A new, radical, structural transformation is needed.

From paper to pixels

For traditional media owners, the epochal shift from paper to pixels came with struggles to adapt and a serious blow to their finances. The approach to digital and the concept of “free” also meant, for most, a single revenue channel: programmatic advertising.

The commoditization inflicted by programmatic meant media owners had to run on a treadmill 24/7 to survive, often triggering a race to the bottom in terms of user experience, privacy and overall trust in the media brand.

In the meantime, subscription revenues generally kept a separate approach from advertising, with very rare exceptions. They were either left to the realm of print or managed by teams completely detached from the main revenue channel of programmatic and its strategy and operations. And vice versa.

From the audience’s perspective, this meant inconsistent, often conflicting experiences, as the two sides weren’t usually aligned. And an average user is not expected to know what team is responsible for great interactive coverage of a certain topic or an annoying auto-play video ad with sound on by default. They will just associate it with the media brand overall.

Hence, the two different souls of the company would offset each other’s efforts and affect the overall performance across all metrics.
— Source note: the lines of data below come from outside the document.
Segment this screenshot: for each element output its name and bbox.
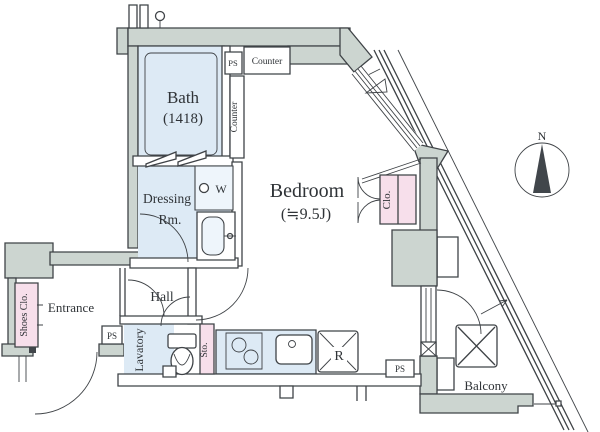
bedroom-label: Bedroom (270, 180, 345, 202)
wall-entrance-bottom-right (99, 344, 124, 356)
porch-rail (19, 356, 26, 382)
entrance-door-arc (35, 352, 97, 414)
floor-plan-drawing: N Bath (1418) Bedroom (≒9.5J) Dressing R… (0, 0, 600, 432)
wall-entrance-block (5, 243, 53, 278)
wall-top (128, 28, 350, 46)
washing-machine-dial (200, 184, 209, 193)
wall-entrance-top (50, 252, 140, 265)
wall-bottom-notch (280, 386, 293, 398)
balcony-area (437, 237, 497, 390)
wall-left (128, 46, 138, 248)
wall-bottom-ticks (357, 386, 366, 401)
vent-cap-icon (156, 12, 165, 21)
counter-side-label: Counter (230, 101, 240, 132)
north-needle-icon (533, 144, 551, 193)
floor-plan-page: N Bath (1418) Bedroom (≒9.5J) Dressing R… (0, 0, 600, 432)
ps-label-kitchen: PS (395, 364, 405, 374)
railing-post (556, 401, 561, 406)
fridge-label: R (334, 349, 344, 364)
ps-label-top: PS (228, 58, 238, 68)
kitchen-sink-icon (276, 335, 312, 364)
wall-balcony-bottom (420, 394, 533, 413)
bedroom-size-label: (≒9.5J) (281, 206, 331, 223)
toilet-tank (168, 334, 196, 348)
wall-right-chunk (392, 230, 437, 286)
vanity-basin (202, 217, 224, 255)
bath-label: Bath (167, 88, 200, 107)
compass-north-label: N (538, 129, 547, 143)
entrance-step-line (120, 268, 125, 316)
dressing-label-line2: Rm. (159, 212, 182, 227)
drain-pan-outline (437, 358, 454, 390)
wall-right-lower (420, 356, 437, 394)
ac-unit-outline (437, 237, 458, 277)
wall-top-left-notch (117, 28, 128, 54)
bedroom-door-arc (196, 268, 248, 320)
lavatory-cabinet (163, 366, 176, 377)
vent-pipe-icon (140, 5, 148, 28)
wall-diagonal-upper (340, 28, 372, 72)
ps-label-lavatory: PS (107, 331, 117, 341)
vent-pipe-icon (129, 5, 137, 28)
balcony-label: Balcony (464, 378, 508, 393)
dressing-label-line1: Dressing (143, 191, 191, 206)
entrance-label: Entrance (48, 300, 94, 315)
washer-label: W (215, 182, 227, 196)
closet-double-doors (358, 177, 380, 223)
shoes-closet-label: Shoes Clo. (19, 293, 30, 336)
closet-label: Clo. (381, 190, 393, 209)
hall-label: Hall (150, 289, 173, 304)
storage-label: Sto. (200, 342, 210, 357)
lavatory-label: Lavatory (132, 328, 146, 371)
compass: N (515, 129, 569, 197)
bath-size-label: (1418) (163, 111, 203, 127)
roof-pipes (129, 5, 165, 28)
counter-top-label: Counter (252, 57, 283, 67)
Until privacy regulations, policy and technical changes brought by browser developers and mobile platforms changed it all.
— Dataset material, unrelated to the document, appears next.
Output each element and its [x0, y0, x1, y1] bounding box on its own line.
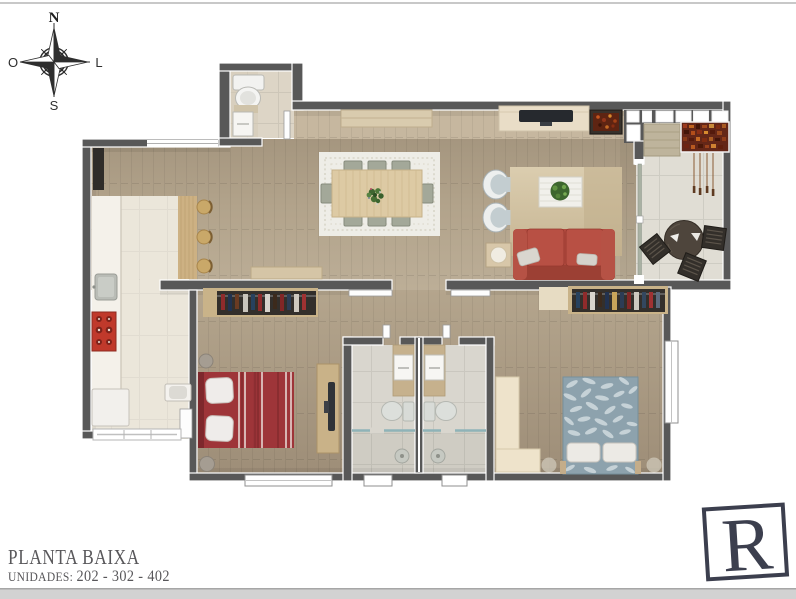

The current era of privacy regulations

Today, the pillars of a successful media monetization strategy are two: trust and quality.
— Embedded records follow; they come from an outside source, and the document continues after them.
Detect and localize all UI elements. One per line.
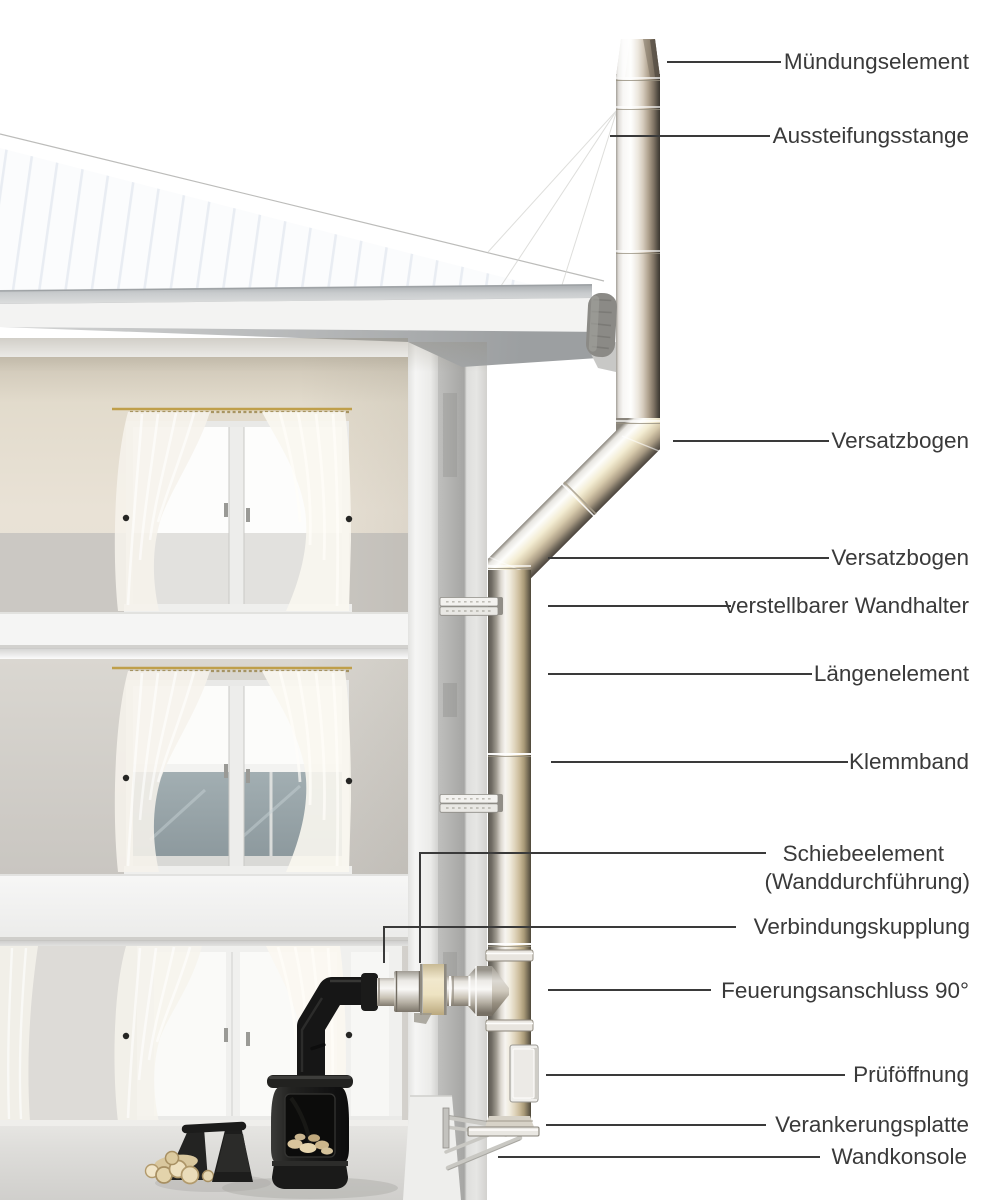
svg-text:(Wanddurchführung): (Wanddurchführung) xyxy=(764,869,970,894)
svg-text:Feuerungsanschluss 90°: Feuerungsanschluss 90° xyxy=(721,978,969,1003)
svg-text:verstellbarer Wandhalter: verstellbarer Wandhalter xyxy=(725,593,970,618)
svg-text:Verankerungsplatte: Verankerungsplatte xyxy=(775,1112,969,1137)
svg-text:Wandkonsole: Wandkonsole xyxy=(832,1144,968,1169)
svg-text:Mündungselement: Mündungselement xyxy=(784,49,970,74)
svg-text:Klemmband: Klemmband xyxy=(849,749,969,774)
svg-text:Versatzbogen: Versatzbogen xyxy=(831,428,969,453)
svg-text:Längenelement: Längenelement xyxy=(814,661,970,686)
svg-text:Prüföffnung: Prüföffnung xyxy=(853,1062,969,1087)
svg-text:Aussteifungsstange: Aussteifungsstange xyxy=(773,123,969,148)
svg-text:Verbindungskupplung: Verbindungskupplung xyxy=(754,914,970,939)
svg-text:Versatzbogen: Versatzbogen xyxy=(831,545,969,570)
svg-text:Schiebeelement: Schiebeelement xyxy=(783,841,945,866)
Without trust, there is no user consent, data collection, profiling, segmentation or personalization. Without quality, there is no engagement, subscriptions, memberships, newsletters or overall trust.

How does a consistent approach impact an industry with a habit for free content, huge competition for subscriptions and attention and an ever-increasing concern from citizens about the use of their personal data?

The solution lies in a word: strategy.

One team, one North Star

A media owner must develop a single, ambitious objective, common to the whole company. That North Star goal will have to be then broken down into smaller objectives related to the different areas of a media organization—objectives that, once achieved, will all roll up and contribute to reaching the company’s overall goal. The areas consist of the teams involved in the creation of content, the subscription and membership teams and the departments in charge of advertising, technology and product.

Media brands must recover a unified, purposeful voice. Each and every single touch point with the user—be it the tone of communication, the number of ads on a page or the ease to cancel a subscription—must fulfill and contribute to the mission of building the foundations of trust and quality.

Media owners are today in absolute need of their second pivotal transformation after the move from print to digital. It must be endorsed by the board and embraced across all levels. But it must also be reflected in the way all the teams, across the whole spectrum, are rewarded: through qualitative metrics rather than the quantitative approach.

In the “first-party web,” media owners have the privilege and the responsibility of being the recipients of trust and the gatekeepers of relationships. It’s through media brands that advertisers will have the benefit of higher quality engagement with audiences in environments of higher standards. But the path to building those relationships is longer and requires wider and more sophisticated strategies.

The media owner’s transformation must start today.